Issue #9157: Workspace Injection Wasting 93.5% of Tokens. This issue documented a severe inefficiency where workspace files were being re-injected on every single message, consuming approximately 35,600 tokens per message in complex workspaces. In multi-message conversations, this meant 93.5% of the tokens spent on workspace injection were redundant—the same files re-sent over and over. The fix introduced conditional loading that only injects workspace files when they have changed since the last injection. If you are running an older version and have a complex workspace, this bug alone could be responsible for most of your context overflow problems. Updating to the latest version or reducing your workspace file sizes are both effective workarounds.

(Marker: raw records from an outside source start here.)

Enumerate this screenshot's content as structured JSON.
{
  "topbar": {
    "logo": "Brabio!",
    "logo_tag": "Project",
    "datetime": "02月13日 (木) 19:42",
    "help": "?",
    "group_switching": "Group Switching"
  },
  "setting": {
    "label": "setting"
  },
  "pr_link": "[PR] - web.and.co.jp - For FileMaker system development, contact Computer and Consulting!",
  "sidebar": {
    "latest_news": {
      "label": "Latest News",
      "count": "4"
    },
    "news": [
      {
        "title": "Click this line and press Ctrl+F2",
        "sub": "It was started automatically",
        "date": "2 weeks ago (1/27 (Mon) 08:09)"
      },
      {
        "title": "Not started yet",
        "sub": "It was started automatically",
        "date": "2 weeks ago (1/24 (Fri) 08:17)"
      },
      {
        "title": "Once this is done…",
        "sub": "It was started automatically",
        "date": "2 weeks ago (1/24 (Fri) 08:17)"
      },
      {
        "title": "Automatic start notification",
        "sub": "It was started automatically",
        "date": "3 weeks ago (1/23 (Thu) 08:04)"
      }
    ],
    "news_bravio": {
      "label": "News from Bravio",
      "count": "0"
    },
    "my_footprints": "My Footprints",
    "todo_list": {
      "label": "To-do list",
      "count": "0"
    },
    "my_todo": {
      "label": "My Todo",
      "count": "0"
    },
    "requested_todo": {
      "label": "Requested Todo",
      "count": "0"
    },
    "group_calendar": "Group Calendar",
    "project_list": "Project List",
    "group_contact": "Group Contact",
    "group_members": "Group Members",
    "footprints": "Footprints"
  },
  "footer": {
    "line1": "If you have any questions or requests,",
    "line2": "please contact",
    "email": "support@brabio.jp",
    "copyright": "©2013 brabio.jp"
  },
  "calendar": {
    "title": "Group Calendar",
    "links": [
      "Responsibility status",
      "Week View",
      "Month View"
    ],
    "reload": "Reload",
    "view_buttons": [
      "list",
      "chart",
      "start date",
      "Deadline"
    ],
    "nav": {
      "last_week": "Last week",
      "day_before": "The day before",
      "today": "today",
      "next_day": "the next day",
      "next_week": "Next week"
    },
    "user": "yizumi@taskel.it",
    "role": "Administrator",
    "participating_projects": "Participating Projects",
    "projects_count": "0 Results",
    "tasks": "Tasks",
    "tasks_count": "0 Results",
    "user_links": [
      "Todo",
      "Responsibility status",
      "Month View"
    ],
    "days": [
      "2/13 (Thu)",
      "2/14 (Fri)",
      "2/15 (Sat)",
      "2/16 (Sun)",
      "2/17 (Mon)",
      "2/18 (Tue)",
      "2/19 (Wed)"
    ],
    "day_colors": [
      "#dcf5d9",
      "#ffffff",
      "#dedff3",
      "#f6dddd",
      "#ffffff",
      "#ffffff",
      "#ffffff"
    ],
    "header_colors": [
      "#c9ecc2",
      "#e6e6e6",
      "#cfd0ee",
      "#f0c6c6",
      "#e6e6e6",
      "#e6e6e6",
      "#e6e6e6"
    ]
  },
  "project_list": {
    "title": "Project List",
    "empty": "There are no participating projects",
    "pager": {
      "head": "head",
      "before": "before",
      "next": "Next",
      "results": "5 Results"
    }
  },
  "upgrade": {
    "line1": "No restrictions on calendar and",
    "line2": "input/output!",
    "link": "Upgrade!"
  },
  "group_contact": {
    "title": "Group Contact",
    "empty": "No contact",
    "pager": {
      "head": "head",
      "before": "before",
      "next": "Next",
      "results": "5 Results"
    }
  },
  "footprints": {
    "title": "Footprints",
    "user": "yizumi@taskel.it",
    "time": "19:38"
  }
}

General troubleshooting approach for unresolved context errors. If none of the known issues above match your situation, follow this systematic approach: First, check your OpenClaw version with openclaw --version and update if you are not on the latest release. Second, examine your logs at ~/.openclaw/logs/ for detailed error messages that might reveal the specific failure point. Third, try reproducing the issue with a minimal configuration—create a fresh project with no workspace files and see if the error persists. If it does, the problem is likely model-side rather than configuration-side. If it goes away with the minimal configuration, gradually add back your workspace files and settings until you identify the specific element triggering the overflow. This binary search approach is the fastest way to isolate configuration-related context problems.

Frequently Asked Questions

What causes context_length_exceeded in OpenClaw?

The error occurs when the total tokens in your request—including the system prompt (~9,600 tokens), tool schemas (~8,000 tokens), workspace files (variable, up to 35,600 tokens), conversation history (grows over time), and memory search results—exceed your AI model's maximum context window. The most common trigger is simply a long conversation where history has accumulated beyond the model's capacity. Less commonly, it can be caused by large workspace file injection or known bugs that produce false positives.

How do I increase the OpenClaw context window?

You cannot increase a model's inherent context window size, but you can effectively get more usable context by: (1) switching to a model with a larger window (Gemini 2.0 Flash offers 1M tokens, Claude models offer 200K), (2) reducing workspace file injection via bootstrapMaxChars, (3) disabling memory search to reclaim tokens, and (4) configuring more aggressive compaction with higher reserveTokens values. The combination of these approaches can effectively double or triple your usable context compared to default settings.

What is OpenClaw compaction and does it lose data?

Compaction is OpenClaw's built-in mechanism for summarizing conversation history. When triggered (automatically or via /compact), the system creates a condensed summary of the older parts of your conversation while preserving the most recent messages verbatim. The summary captures key decisions, file locations, and important context but discards verbose intermediate steps. The compacted result is saved to the JSONL session file, so it persists across restarts. You do lose the word-for-word details of earlier exchanges, but the essential information is retained in the summary.

How do I clear OpenClaw memory entirely?

To clear all memory and start completely fresh, use /reset which clears both the conversation history and session-specific memory. For clearing just the conversation while keeping memory intact, use /new. If you want to clear the stored memory database itself, you can delete the memory files in ~/.openclaw/memory/. Note that clearing memory is irreversible—there is no undo for deleted memory entries.

Why does context_length_exceeded happen on a fresh OpenClaw session?

This is typically caused by one of two things: (1) memory search injection loading too much historical context during session initialization (see Issue #5771), or (2) extremely large workspace files that consume most of the context window before any conversation begins. The fix for memory-related overflow is setting memorySearch.enabled: false, and the fix for workspace-related overflow is reducing bootstrapMaxChars to a smaller value like 10,000 characters. Both changes can be made in your openclaw.json configuration file.